Sarum - Edward Rutherfurd [486]
It was the parish priests and preachers who ruled – men like Strickland of St Edmunds and his colleagues at St Thomas’s and St Martin’s – all staunch members of the Presbyterian Westminster Assembly. They preached from pulpits that had been moved, in the Presbyterian manner, to the centre of the church. They preached in the cathedral too.
“’Tis just what every church should be now, a parish church for preaching,” Obadiah explained to Samuel and Margaret. And when Margaret objected that the great building seemed to her to be something more than a mere local church, he replied impatiently: “Only the papists in the past made the thing so monstrously large.”
The building had not gained from the change in regime. That very year, the tower of St Edmund’s church had collapsed; and although the belfry door had been renewed, other damage done by the soldiers in the chapter house had not. Even that was not all. When, to defend England’s trading interests against constant and arrogant Dutch competition, Cromwell had been forced to fight a brief war with the Netherlands too, a party of Dutch prisoners had been casually left, this very year, in the cloisters for weeks. “And a fine havoc they have made in there as well,” Margaret said with disgust. Part of the close was a rubbish dump; in another area, butchers had set up a little abattoir and were selling their meat there too. The bishop’s palace was made into tenements, and partly used as an inn; coaches had been allowed through on the north eastern and western sides and had churned up the turf and broken gravestones in the churchyard.
But if the buildings had not gained, the local vicars had. For now, instead of their lowly lodgings in the town, the council had bought them fine houses in the close where they lived with all the dignity of the canons they had ousted.
Obadiah had a house in the close. He lived in sober state.
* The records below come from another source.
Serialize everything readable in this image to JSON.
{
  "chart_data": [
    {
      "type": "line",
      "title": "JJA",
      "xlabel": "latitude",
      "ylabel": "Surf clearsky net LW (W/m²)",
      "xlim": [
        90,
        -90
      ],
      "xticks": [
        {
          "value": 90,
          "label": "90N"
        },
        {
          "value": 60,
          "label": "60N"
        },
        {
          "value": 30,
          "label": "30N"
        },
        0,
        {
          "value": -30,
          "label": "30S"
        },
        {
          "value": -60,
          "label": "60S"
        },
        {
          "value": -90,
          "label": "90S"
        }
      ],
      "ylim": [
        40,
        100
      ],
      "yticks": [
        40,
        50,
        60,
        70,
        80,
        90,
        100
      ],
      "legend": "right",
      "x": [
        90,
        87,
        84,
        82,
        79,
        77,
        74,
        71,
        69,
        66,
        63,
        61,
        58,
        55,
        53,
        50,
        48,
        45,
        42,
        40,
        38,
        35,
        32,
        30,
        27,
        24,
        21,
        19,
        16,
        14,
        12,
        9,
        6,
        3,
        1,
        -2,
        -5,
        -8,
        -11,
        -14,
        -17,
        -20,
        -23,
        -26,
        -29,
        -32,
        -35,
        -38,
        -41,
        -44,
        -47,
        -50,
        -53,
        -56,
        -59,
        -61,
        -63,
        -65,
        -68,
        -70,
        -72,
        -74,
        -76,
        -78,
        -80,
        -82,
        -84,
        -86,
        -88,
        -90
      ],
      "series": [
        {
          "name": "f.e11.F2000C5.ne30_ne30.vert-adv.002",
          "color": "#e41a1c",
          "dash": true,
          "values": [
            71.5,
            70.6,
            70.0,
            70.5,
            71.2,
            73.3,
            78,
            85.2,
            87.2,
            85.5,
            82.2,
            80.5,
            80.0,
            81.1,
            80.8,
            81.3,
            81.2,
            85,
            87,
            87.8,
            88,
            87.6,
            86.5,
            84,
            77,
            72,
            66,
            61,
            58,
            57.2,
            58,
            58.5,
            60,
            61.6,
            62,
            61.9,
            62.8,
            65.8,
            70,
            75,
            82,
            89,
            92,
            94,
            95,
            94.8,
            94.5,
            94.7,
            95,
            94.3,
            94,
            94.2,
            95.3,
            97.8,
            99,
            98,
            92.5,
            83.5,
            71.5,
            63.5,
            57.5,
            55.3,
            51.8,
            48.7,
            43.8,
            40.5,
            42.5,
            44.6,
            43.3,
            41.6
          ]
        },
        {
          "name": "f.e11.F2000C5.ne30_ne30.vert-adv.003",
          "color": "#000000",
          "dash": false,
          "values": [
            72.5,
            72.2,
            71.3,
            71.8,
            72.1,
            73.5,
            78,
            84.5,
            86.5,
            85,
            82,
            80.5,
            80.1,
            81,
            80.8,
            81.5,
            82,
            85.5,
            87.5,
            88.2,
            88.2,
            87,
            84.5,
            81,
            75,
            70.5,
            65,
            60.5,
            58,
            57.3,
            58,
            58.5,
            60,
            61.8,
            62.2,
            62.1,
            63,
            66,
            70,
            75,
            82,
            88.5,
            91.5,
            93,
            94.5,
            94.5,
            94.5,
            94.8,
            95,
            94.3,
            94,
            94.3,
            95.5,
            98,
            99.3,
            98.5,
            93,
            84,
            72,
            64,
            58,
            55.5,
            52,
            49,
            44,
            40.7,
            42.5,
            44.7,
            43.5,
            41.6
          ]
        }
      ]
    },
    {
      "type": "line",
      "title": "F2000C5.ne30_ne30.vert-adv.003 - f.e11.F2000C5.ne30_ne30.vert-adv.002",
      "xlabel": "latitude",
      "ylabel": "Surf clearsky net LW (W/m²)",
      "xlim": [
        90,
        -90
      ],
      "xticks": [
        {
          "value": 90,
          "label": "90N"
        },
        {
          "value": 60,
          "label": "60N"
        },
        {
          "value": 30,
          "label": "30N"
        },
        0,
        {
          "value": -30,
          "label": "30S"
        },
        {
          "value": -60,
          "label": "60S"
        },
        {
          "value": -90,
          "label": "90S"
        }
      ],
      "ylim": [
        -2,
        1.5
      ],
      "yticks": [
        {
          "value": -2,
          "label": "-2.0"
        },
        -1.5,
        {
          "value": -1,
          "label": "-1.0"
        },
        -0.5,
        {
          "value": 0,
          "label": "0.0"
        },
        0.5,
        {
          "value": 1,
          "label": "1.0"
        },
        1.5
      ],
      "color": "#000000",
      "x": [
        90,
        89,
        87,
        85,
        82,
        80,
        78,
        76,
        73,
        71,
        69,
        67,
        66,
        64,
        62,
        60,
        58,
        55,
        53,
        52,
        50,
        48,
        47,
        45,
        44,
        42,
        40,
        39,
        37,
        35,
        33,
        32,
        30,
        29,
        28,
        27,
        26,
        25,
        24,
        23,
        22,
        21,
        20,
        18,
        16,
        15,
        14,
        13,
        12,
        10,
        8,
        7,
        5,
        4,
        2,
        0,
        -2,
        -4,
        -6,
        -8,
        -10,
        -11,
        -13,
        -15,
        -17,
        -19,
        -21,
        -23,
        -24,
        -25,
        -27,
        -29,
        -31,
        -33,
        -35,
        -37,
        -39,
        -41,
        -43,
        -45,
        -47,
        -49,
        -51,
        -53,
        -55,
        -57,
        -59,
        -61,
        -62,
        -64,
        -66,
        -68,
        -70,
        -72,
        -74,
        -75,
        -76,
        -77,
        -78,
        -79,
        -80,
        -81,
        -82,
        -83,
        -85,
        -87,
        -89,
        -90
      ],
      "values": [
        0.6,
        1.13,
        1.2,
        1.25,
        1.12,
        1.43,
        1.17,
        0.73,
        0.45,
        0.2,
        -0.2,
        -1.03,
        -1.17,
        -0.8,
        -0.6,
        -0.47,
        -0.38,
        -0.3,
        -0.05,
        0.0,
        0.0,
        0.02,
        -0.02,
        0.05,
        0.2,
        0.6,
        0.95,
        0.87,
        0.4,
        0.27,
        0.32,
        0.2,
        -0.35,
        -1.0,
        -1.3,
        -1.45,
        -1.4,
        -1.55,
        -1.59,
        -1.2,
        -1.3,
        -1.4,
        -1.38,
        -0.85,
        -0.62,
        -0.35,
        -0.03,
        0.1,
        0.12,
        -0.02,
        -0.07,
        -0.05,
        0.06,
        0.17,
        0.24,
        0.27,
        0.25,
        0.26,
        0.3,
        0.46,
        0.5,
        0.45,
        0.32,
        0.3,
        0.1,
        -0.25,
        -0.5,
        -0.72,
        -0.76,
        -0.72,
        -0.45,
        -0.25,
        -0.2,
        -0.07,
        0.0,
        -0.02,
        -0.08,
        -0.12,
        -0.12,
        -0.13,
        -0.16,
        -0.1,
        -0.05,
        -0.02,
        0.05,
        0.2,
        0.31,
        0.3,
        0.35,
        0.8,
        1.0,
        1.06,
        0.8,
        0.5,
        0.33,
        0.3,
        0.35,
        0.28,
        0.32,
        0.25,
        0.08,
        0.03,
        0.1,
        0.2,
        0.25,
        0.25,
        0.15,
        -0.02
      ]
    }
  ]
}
He did not go often to the farm, but he let Samuel know that he was always welcome at the handsome house in the close and Samuel was proud that his brother was such an important man in the city. The preacher took a genuine interest in the boy, too, because he saw that he had a quick intelligence.
Besides, as he quietly but remorselessly reminded Margaret, it was he, Obadiah, who was in practice head of the family now. It was something Margaret could not deny.
If only Edmund had been there.
But Edmund had gone.
Samuel always remembered him as a quiet, gentle figure.
After the visit of young Moody, and his strange outburst, Samuel could sense that some kind of watershed had been passed. There was a new closeness between Margaret and Edmund and a feeling of peace and family affection came over the whole household. It was Edmund who acted as his first tutor, teaching him to read and write and parse a little Latin.
Yet there was also, after a little time, a sense of withdrawal. Edmund was still head of the family, but he seemed content to leave the running of the farm to Margaret and Jacob Godfrey. He grew a little thinner each year. Samuel remembered him mostly sitting or walking alone, not unhappily, but thoughtfully, as if some great debate were occupying his mind.
Then, in the spring of 1649, just after King Charles was executed, he left.
It was over a year before Samuel saw him again. Whenever he asked his sister where Edmund was, she had answered only: “Near London”; and if he asked when he would return she would only say: “I do not know.”
Edmund did not return, but one spring they visited him.
It was a long journey, almost to London; but when at last their little carriage bumped up St George’s Hill, Samuel found to his surprise that their destination was an extensive farm, not unlike those he knew at Sarum. And his surprise was greater still when, staring at a group of roughly dressed labourers trudging up the slope towards the house, he saw Edmund amongst them.